Михаил придумал поставить магнитофон под кастрюлю. Так он и поступил ранним воскресным вечером, поскольку каждый воскресный день в обязательном порядке праздновался Мухой. Заслышав знакомый хриплый мат в каморке, сопровождаемый игривыми повизгиваниями подружки дворника, Михаил нажал кнопку на магнитофоне и быстро вышел из кухни, не желая сталкиваться с этой пьянью.

Сегодня Муха в очередной раз явился в сопровождении Липы, дворничихи с соседнего участка. Липа считалась относительно постоянной подружкой Мухтара Насыбуловича, его дамой сердца, имевшей право и на черную ревность, и на испанскую страсть, и на жестокую месть соперницам, выражавшуюся в служебных пакостях, если не в выдирании сальных волос.

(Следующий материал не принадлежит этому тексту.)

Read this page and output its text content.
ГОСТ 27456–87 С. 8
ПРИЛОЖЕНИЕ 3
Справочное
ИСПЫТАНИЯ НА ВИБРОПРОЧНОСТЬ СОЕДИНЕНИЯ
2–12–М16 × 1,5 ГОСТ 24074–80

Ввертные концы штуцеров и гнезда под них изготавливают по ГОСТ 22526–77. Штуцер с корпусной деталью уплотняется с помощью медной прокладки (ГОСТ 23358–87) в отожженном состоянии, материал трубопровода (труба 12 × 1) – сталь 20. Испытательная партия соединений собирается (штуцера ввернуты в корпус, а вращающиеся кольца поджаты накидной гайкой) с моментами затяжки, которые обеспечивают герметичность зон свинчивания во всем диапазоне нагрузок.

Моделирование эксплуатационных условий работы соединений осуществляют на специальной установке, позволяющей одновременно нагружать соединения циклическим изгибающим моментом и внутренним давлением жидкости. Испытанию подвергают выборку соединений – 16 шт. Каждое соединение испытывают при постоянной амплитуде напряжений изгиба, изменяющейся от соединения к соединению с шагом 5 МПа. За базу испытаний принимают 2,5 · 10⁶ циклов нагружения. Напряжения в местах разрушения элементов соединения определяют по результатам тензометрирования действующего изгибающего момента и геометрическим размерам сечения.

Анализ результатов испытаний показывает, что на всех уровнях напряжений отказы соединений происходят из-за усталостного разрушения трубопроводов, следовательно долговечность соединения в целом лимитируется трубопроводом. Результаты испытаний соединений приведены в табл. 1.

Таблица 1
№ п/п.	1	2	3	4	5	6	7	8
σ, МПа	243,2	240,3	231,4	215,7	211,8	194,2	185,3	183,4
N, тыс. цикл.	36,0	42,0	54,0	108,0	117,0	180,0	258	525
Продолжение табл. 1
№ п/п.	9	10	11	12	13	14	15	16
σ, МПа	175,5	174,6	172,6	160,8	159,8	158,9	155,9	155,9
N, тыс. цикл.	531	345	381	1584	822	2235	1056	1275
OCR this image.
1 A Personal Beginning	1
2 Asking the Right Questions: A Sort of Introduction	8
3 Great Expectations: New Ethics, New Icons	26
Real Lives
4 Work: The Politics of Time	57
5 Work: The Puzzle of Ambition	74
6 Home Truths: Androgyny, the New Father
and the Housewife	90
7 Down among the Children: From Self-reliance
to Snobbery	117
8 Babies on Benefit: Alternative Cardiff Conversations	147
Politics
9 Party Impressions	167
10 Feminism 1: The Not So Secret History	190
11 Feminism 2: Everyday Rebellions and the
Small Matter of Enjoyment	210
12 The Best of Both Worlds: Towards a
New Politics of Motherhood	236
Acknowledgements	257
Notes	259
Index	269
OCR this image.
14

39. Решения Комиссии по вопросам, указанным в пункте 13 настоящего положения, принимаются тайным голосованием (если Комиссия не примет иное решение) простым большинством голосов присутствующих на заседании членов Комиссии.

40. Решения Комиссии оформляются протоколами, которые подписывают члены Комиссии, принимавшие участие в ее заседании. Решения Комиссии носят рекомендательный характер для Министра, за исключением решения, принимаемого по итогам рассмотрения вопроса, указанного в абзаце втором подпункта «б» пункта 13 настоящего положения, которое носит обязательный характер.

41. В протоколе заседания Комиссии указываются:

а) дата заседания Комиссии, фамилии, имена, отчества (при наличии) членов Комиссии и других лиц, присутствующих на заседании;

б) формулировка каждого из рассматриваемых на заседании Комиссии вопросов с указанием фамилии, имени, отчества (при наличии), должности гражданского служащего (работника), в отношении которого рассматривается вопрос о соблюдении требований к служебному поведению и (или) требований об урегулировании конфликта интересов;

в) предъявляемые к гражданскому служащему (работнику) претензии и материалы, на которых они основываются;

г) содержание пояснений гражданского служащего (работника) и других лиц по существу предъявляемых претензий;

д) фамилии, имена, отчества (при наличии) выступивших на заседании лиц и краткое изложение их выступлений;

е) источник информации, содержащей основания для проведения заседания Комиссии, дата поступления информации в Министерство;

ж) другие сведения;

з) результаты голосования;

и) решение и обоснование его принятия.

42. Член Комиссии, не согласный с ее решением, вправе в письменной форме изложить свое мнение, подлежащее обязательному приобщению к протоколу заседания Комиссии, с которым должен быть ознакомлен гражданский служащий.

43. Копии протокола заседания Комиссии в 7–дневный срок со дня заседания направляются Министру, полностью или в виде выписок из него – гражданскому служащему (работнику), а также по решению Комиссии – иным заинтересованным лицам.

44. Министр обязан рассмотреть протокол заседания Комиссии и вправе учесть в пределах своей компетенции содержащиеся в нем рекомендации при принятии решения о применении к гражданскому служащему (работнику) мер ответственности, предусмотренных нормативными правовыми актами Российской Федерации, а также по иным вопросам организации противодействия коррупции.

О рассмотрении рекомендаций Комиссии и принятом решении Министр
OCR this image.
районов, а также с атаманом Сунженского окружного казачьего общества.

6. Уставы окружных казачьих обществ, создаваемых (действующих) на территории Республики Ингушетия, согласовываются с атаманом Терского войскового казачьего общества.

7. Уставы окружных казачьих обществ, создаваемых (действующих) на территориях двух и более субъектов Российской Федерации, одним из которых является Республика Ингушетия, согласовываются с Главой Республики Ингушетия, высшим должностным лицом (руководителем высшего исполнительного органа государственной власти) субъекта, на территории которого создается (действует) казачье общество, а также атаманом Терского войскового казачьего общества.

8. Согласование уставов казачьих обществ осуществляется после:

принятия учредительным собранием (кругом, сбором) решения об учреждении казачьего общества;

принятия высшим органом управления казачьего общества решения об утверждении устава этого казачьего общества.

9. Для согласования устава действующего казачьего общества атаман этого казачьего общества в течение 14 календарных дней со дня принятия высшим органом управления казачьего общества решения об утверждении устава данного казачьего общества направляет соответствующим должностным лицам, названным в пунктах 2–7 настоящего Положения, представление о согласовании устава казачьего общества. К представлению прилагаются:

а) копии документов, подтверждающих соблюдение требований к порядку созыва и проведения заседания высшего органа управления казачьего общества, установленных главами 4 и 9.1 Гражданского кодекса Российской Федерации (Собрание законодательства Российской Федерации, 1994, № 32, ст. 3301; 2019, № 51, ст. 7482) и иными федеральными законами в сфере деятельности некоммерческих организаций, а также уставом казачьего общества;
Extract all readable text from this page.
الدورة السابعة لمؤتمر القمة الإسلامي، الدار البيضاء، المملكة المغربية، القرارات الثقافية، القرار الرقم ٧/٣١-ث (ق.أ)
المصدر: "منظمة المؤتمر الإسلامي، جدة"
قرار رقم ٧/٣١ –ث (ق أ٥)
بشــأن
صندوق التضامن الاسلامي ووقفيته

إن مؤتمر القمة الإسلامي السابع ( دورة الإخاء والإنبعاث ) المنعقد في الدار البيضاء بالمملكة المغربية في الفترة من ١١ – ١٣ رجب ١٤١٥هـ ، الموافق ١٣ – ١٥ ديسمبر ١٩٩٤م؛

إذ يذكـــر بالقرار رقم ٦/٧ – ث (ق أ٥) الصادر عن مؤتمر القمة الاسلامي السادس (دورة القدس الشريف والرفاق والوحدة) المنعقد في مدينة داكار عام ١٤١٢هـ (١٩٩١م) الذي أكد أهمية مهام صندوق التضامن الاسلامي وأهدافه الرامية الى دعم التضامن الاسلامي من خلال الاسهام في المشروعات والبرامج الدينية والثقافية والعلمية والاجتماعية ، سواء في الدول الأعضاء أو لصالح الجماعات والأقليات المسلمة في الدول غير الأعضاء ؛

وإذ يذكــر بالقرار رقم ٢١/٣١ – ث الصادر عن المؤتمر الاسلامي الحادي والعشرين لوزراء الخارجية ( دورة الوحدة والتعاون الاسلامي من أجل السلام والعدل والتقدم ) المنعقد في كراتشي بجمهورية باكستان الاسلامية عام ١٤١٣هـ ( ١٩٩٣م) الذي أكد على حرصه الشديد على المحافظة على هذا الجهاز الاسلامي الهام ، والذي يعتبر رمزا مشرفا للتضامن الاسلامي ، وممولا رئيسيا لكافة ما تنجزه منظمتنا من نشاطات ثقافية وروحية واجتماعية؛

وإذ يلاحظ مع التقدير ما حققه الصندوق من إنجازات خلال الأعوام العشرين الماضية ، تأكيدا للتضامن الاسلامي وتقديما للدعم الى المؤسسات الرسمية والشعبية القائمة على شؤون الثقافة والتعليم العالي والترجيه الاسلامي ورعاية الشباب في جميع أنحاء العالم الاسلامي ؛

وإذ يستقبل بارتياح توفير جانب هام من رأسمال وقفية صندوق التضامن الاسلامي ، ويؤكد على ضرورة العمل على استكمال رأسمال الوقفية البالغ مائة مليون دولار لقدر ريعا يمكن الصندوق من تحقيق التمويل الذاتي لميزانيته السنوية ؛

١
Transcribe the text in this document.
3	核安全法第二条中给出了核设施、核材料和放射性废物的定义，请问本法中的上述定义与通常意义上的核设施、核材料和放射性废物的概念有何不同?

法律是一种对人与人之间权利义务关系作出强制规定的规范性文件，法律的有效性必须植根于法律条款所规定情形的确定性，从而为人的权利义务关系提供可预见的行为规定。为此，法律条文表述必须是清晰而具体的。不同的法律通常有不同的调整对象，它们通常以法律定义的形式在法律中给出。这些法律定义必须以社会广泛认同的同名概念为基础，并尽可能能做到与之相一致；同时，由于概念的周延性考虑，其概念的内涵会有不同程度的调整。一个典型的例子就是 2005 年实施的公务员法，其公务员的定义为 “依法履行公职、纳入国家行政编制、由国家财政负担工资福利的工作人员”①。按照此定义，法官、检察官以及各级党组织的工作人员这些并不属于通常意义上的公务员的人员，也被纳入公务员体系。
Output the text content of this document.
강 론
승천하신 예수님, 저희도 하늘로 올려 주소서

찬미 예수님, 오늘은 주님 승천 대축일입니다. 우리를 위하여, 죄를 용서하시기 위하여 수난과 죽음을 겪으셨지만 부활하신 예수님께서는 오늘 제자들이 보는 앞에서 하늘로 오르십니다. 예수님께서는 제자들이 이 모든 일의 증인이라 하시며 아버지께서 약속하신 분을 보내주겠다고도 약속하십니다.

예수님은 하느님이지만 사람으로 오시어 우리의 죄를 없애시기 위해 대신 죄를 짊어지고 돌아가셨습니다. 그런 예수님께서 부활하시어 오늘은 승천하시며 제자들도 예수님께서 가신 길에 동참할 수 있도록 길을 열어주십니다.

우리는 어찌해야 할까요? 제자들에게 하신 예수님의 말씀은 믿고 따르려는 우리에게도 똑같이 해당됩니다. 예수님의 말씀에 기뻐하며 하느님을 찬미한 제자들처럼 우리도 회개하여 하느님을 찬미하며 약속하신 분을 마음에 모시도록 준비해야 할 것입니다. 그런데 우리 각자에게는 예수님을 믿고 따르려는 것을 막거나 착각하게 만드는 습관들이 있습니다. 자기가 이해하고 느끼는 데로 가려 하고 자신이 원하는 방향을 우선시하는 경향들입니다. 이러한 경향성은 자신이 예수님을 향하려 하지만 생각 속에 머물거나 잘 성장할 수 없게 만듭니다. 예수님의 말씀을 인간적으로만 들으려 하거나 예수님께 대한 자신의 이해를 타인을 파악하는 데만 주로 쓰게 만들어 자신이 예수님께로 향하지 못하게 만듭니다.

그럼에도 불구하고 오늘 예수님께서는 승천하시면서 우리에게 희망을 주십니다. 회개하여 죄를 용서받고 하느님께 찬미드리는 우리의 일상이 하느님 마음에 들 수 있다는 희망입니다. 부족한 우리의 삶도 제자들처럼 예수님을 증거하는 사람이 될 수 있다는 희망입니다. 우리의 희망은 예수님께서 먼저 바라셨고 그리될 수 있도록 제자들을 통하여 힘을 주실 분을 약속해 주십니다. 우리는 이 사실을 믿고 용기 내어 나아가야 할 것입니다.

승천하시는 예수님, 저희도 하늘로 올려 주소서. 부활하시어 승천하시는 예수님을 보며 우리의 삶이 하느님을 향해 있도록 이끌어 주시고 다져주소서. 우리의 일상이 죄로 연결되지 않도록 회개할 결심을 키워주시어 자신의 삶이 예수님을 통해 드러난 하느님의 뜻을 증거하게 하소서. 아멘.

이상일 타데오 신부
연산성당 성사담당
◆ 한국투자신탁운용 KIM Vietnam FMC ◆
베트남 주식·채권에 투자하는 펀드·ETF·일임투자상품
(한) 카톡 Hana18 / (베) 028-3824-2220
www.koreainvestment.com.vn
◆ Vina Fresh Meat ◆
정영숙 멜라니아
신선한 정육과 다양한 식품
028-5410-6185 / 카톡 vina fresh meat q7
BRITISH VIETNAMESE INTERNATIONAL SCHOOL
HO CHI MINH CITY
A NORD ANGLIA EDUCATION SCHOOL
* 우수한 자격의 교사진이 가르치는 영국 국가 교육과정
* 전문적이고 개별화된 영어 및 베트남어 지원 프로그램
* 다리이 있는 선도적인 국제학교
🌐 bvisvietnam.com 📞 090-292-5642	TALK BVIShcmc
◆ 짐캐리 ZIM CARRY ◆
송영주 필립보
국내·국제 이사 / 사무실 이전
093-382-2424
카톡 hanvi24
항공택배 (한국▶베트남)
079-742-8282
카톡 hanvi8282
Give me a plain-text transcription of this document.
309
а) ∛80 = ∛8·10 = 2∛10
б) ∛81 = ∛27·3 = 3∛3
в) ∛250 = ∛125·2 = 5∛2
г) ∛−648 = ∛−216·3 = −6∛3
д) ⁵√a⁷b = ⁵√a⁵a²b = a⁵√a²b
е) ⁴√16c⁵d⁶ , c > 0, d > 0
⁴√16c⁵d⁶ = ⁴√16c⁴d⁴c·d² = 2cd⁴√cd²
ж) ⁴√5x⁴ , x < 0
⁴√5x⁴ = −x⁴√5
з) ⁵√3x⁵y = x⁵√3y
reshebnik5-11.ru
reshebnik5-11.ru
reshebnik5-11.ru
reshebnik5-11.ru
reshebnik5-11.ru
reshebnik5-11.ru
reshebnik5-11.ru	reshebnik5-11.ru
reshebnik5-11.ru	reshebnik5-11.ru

Липа слыла первой красоткой среди дворничих и заботилась о своей внешности. Она вытравливала волосы пергидролем, начесывала свою шестимесячную «химию», высоко взбивала прическу и закалывала над ушами невидимками. Мелкие желтые кудряшки падали до сине-зеленых век, вымазанных тенями польского производства. Поверх теней рисовались нетвердой с похмелья рукой широкие, как пиявки, и такие же извилистые «стрелы независимости», теряющиеся под кудряшками на висках. А щеки прекрасной дамы, ярко цветущие, как хорошо унавоженная роза, словно бы привлекали мелких мушек – то катышками с ресниц осыпалась «тушь махровая», купленная у цыганок на Невском. На губах, ради кокетства сложенных сердечком, расплывалась отечественная ядовитого оттенка помада, затекая в морщинки на подбородке, а грязноватые ногти покрывал кисельный лак. Благодаря широким бедрам Липа даже в пьяном виде твердо держалась на ногах, и это качество представлялось весьма ценным ее ненаглядному, которого она, бывало, доставляла домой.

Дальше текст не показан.